Cela fait des décennies que le Sharia repose au fond du lac. En 1989, l’épave avait été découverte par des plongeurs, sans or : n’avaient été trouvés que la plaque avec le nom du navire et plusieurs épées anciennes.

Des plongeurs étaient retournés voir le Sharia en 2012 et l’avaient filmé pour la première fois, sans découvrir de trésor.

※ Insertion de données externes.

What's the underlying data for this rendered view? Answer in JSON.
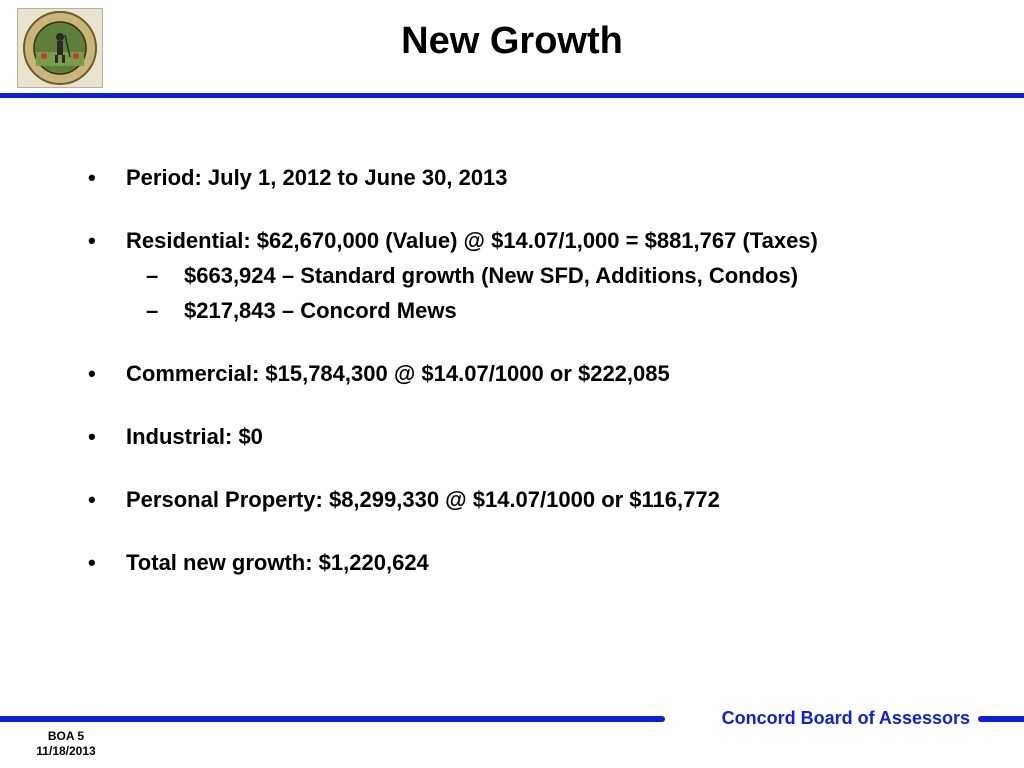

Ces derniers jours, le bateau est une fois encore exploré par des équipes sous-marines de l’entreprise spécialisée Yam-Yafo.

Ronnie Sade de Yam-Yafo a expliqué à la Dixième chaîne qu’il était sceptique face au mythe.

« Pour autant qu’on le sache, ce bateau était utilisé pour transporter des gens et des marchandises », a-t-il dit. « Au fil des années, des légendes variées ont été liées au navire concernant une banque flottante ou des pièces de monnaie que les soldats ottomans conservaient à bord ».

« Je ne suis pas personnellement convaincu de cela, mais s’il y a de l’or, nous le découvrirons », a-t-il ajouté.